In this graphic, we visualized the evolution of prominent tech companies’ logos over time. All of these brands ranked highly in a Q1 2024 YouGov study of America’s most famous tech brands. The logo changes are sourced from 1000logos.net.

How Many Times Has Google Changed Its Logo?

Google and Facebook share a 98% fame rating according to YouGov. But while Facebook’s rise was captured in The Social Network (2010), Google’s history tends to be a little less lionized in popular culture.

For example, Google was initially called “Backrub” because it analyzed “back links” to understand how important a website was. Since its founding, Google has undergone eight logo changes, finally settling on its current one in 2015.

CompanyNumber of
Logo Changes
Google8
HP8
Amazon6
Microsoft6
Samsung6
Apple5*

Note: *Includes color changes. Source: 1000Logos.net

Another fun origin story is Microsoft, which started off as Traf-O-Data, a traffic counter reading company that generated reports for traffic engineers. By 1975, the company was renamed. But it wasn’t until 2012 that Microsoft put the iconic Windows logo—still the most popular desktop operating system—alongside its name.

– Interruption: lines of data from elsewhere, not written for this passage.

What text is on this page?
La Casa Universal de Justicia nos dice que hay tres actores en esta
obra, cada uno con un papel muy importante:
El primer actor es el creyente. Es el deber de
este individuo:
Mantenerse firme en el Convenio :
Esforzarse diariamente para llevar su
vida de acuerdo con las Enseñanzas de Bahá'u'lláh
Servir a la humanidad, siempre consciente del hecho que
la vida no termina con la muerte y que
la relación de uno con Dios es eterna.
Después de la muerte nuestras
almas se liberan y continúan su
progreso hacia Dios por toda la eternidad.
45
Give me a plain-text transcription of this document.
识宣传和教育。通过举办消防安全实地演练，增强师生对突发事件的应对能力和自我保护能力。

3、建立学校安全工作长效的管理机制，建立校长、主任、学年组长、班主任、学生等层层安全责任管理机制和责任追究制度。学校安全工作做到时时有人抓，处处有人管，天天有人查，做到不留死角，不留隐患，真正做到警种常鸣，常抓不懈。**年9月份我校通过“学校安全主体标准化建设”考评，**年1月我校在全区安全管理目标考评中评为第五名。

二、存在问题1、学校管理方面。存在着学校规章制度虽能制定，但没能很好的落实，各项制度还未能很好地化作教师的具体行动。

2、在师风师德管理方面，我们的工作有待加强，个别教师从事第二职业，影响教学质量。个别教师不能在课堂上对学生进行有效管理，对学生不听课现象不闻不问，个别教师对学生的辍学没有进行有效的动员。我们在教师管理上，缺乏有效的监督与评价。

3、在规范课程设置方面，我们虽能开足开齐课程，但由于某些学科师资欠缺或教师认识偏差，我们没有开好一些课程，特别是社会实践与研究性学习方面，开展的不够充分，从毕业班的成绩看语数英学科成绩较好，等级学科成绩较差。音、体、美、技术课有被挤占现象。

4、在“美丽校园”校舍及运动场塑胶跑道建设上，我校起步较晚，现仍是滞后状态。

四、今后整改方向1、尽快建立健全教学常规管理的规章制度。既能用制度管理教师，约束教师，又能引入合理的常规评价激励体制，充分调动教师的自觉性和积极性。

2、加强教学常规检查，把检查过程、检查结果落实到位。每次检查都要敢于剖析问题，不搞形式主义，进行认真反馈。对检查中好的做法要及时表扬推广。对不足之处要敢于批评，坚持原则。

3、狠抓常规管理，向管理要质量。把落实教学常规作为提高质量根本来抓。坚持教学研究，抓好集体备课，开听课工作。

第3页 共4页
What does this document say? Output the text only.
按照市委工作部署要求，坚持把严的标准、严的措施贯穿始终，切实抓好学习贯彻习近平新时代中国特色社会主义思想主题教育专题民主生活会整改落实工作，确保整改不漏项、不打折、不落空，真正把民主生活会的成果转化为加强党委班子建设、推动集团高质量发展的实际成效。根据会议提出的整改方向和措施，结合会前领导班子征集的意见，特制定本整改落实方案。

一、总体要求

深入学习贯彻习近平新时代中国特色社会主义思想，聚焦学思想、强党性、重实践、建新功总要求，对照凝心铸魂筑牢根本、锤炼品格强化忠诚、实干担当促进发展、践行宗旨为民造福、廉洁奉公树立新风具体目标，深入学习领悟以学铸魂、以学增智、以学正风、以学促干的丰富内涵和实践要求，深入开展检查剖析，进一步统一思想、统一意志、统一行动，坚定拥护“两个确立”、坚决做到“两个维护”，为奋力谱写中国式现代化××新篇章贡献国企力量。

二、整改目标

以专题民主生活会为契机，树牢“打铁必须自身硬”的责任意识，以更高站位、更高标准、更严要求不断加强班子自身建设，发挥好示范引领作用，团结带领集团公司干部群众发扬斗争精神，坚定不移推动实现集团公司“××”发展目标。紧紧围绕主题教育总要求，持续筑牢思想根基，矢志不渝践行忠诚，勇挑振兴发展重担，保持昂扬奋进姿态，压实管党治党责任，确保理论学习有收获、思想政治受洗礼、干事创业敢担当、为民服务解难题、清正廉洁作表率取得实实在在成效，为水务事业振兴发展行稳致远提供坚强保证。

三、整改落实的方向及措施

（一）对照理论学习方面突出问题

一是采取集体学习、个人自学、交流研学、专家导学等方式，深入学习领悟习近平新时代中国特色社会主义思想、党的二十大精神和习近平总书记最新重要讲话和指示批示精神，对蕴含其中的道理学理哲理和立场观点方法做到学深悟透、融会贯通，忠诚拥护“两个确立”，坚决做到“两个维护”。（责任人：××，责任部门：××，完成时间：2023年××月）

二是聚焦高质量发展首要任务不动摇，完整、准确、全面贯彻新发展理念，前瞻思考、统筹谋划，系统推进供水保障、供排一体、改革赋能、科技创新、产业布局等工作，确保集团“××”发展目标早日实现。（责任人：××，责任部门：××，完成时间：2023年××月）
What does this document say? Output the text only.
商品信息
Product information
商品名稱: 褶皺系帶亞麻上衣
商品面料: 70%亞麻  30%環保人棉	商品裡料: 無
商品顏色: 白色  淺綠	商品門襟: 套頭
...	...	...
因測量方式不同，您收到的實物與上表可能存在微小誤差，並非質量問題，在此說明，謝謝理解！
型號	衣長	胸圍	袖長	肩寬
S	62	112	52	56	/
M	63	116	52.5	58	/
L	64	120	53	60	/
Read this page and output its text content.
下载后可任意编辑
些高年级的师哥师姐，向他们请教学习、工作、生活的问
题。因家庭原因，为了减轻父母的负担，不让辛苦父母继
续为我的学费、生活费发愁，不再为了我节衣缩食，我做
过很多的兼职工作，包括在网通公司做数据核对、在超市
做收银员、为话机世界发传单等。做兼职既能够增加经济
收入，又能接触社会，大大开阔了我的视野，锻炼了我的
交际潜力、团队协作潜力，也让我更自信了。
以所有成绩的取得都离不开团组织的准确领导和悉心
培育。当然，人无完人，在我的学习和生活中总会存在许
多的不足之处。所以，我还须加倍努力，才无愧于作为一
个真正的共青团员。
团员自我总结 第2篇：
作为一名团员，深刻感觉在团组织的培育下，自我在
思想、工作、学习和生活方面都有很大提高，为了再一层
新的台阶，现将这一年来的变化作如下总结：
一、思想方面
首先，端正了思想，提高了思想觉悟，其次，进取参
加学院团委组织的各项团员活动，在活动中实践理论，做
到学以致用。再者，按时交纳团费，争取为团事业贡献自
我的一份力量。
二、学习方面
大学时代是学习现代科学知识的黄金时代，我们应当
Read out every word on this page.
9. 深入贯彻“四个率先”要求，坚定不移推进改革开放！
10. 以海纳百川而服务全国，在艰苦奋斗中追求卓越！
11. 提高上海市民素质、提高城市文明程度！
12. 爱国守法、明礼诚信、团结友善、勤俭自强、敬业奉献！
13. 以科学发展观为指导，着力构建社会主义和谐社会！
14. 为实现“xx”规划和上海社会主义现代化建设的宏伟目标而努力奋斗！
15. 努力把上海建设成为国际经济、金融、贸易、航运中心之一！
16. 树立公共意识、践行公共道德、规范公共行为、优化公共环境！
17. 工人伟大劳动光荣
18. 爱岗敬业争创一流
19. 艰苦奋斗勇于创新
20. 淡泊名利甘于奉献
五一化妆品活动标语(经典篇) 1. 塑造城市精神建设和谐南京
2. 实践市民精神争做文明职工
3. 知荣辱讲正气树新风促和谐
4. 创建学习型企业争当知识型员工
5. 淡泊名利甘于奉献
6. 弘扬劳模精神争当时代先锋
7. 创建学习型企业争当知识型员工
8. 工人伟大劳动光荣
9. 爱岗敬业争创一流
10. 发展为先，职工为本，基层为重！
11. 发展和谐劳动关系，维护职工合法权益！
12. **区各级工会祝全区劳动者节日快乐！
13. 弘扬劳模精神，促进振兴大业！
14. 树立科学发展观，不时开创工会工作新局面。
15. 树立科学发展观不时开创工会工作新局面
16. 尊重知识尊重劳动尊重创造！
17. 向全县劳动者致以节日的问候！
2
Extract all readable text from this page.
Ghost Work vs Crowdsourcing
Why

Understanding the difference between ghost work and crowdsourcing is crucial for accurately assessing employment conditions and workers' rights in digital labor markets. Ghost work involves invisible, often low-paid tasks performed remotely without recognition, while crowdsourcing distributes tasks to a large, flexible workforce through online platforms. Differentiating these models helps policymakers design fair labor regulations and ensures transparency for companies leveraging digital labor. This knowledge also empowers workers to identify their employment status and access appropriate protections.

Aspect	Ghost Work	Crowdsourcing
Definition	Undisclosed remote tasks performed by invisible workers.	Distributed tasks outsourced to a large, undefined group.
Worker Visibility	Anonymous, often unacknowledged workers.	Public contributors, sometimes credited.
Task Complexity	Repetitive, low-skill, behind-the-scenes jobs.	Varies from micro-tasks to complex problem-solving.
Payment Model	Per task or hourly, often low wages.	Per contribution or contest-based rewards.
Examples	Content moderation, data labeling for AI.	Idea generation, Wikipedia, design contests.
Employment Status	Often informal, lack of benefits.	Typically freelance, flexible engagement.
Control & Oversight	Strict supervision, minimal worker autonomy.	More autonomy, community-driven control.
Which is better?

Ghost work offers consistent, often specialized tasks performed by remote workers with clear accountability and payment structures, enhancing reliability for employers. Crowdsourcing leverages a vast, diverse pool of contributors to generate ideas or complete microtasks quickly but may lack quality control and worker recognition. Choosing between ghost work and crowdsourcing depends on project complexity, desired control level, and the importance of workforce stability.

And then there’s Samsung, which started as a grocery trading store in 1938. Its pivot to electronics started in the 1970s with black and white television sets. For 55 years, the company kept some form of stars from its first logo, until 1993, when the iconic encircled blue Samsung logo debuted.

Finally, Apple’s first logo in 1976 featured Isaac Newton reading under a tree—moments before an apple fell on his head. Two years later, the iconic bitten apple logo would be designed at Steve Jobs’ behest, and it would take another two decades for it to go monochrome.